The Wright Brothers

He had promised he would say nothing of what he had seen at Huffman Prairie in anything he wrote in his Gleanings in Bee Culture, and good as his word, he described only his venture by automobile.

 

“In a recent trip of 400 miles through Ohio,” he wrote, “I passed through Ashland, Mansfield, Marion, Delaware, Marysville, Springfield, Dayton . . . so many different towns in a brief period of time that I can hardly remember now which was which.” He told how he tried and succeeded in not killing any of the numerous chickens on the road, or scaring any of the horses. He wrote of having to give the engine fresh water every ten or fifteen miles, and how wherever he stopped, for water or gasoline, a crowd gathered. He described the torn-up streets and mud roads en route, but then could not resist adding:

 

And, by the way, we are already, at least to some extent, ignoring not only mud roads, but roads of every kind, and climbing through the air, and I do not mean by means of the gas-balloon either. But I am not at liberty just now to tell all I know in regard to this matter.

 

In the second week of September came word from the Wrights that he should return without delay. He reached Dayton on Tuesday, September 20, 1904, the day Wilbur would attempt something never done before in the history of the world. He would fly a power machine in a complete circle.

 

Still recovering from his crash in August, Orville would be on the sidelines watching with Root and Charlie Taylor. Apparently no one else was on hand at Huffman Prairie.

 

“God in his great mercy has permitted me to be, at least somewhat instrumental in ushering in and introducing to the great wide world an invention that may outrank electric cars, the automobiles . . . and . . . may fairly take a place beside the telephone and wireless telegraphy,” Root would begin his eyewitness account.

 

But before describing what he saw happen, he made a point of stressing that the Wrights were not just the sort who love machinery, but were “interested in the modern developments of science and art.” He had been “astonished” by the extent of their library and to find in conversation that “they were thoroughly versed not only in regard to our present knowledge, but everything that had been done in the past.” In saying this in what he wrote, he would be the first to recognize how much more there was to Wilbur and Orville than most imagined, even among the relative few who took time to give it some thought.

 

They were not simply “another Darius Green,” Root stressed, but “scientific explorers” serving the world much as Columbus had.

 

He described in his account of September 20 how Wilbur took his place lying flat to offer less wind resistance, how the engine was warmed up to speed, and, how, with everything ready, “a sort of trap” (the catapult) was sprung, and suddenly the machine was aloft.

 

The plane flew low, never rising more than 20 to 25 feet above the ground. “I was surprised at the speed and I was astonished at the wonderful lifting power.” Then it had turned and headed straight back toward him, and with feelings very like those expressed by John T. Daniels after seeing the first flight at Kitty Hawk, he wrote:

 

When it first turned that circle, and came near the starting point, I was right in front of it, and I said then, and I believe still, it was one of the grandest sights, if not the grandest sight, of my life.

 

The plane was still flying low, and Orville, who was standing close by Root, urged him to get to one side, for fear it might suddenly come down.

 

To Root the landing of the plane was hardly less amazing:

 

When the engine is shut off, the apparatus glides to the ground very quietly and alights on something much like a pair of light sled-runners [skids], sliding over the grassy surface perhaps a rod or more.
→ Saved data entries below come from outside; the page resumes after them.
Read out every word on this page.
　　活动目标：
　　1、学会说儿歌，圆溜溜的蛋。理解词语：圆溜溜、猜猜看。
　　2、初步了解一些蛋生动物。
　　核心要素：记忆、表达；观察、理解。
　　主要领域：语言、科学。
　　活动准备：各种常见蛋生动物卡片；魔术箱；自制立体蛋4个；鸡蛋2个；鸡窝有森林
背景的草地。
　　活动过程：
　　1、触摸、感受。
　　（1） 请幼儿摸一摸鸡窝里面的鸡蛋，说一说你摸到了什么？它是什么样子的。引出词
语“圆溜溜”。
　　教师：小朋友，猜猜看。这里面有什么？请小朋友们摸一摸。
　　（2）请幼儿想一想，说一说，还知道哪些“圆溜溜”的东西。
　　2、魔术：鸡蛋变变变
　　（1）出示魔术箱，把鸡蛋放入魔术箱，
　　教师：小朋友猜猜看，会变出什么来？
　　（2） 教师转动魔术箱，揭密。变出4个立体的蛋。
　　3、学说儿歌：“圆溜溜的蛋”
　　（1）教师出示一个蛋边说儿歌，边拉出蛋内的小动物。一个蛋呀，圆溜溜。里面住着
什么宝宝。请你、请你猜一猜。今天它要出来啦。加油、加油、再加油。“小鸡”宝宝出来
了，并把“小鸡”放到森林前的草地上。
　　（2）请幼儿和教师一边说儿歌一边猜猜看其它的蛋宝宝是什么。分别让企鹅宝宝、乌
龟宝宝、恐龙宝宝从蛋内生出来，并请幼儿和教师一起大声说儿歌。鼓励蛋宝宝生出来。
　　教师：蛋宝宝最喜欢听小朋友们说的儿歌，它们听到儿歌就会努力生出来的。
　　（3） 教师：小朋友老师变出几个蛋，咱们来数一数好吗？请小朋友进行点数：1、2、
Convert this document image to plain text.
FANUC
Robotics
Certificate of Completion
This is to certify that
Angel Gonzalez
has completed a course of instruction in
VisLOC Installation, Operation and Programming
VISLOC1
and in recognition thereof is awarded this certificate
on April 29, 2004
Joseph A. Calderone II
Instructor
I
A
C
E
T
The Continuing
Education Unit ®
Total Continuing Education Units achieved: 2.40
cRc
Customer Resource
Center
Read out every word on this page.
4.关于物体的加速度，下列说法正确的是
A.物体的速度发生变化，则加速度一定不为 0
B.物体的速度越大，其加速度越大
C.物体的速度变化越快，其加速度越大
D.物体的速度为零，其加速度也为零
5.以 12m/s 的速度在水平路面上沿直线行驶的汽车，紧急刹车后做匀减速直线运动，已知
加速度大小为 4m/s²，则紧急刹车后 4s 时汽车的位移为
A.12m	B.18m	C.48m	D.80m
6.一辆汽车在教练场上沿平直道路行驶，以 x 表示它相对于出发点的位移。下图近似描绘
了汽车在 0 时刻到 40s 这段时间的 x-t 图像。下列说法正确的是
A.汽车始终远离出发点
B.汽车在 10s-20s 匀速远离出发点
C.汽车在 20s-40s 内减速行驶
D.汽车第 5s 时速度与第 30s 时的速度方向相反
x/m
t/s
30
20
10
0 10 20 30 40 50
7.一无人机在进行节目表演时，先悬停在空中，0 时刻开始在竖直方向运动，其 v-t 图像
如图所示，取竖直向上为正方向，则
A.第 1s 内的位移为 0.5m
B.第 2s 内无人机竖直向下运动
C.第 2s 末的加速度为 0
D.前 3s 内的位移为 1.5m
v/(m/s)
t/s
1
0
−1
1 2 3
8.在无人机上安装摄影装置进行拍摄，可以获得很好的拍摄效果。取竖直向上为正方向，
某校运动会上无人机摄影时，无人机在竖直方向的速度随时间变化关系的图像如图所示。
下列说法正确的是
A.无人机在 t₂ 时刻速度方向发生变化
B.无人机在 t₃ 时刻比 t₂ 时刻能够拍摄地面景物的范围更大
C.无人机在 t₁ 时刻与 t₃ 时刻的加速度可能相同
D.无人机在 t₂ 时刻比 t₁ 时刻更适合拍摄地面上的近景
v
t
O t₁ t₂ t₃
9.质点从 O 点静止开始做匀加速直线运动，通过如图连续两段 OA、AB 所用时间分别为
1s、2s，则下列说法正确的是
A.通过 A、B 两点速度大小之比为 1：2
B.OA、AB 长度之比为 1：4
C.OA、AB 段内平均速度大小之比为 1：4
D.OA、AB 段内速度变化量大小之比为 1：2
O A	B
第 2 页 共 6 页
Whenever it is necessary to slow up the speed before alighting, you turn the nose uphill. It will then climb right up on the air until the momentum is exhausted, when, by skillful management, it can be dropped as lightly as a feather.

 

The “skillful management” was breathtaking. It was not just that the machine was like no other on the face of the earth, he wrote, but there was probably no one “beyond these two who learned the trick of controlling it.”

 

When Columbus discovered America, he did not know what the outcome would be, Root would conclude his account. Not even “the wildest enthusiast” could have foreseen. “In a like manner these two brothers have probably not even a faint glimpse of what their discovery is going to bring to the children of men.”

 

As for Huffman Prairie, it was henceforth historic ground. Here man and his machine had “?‘learned to fly,’ very much like a young bird out of its nest learns by practice to use its wings.”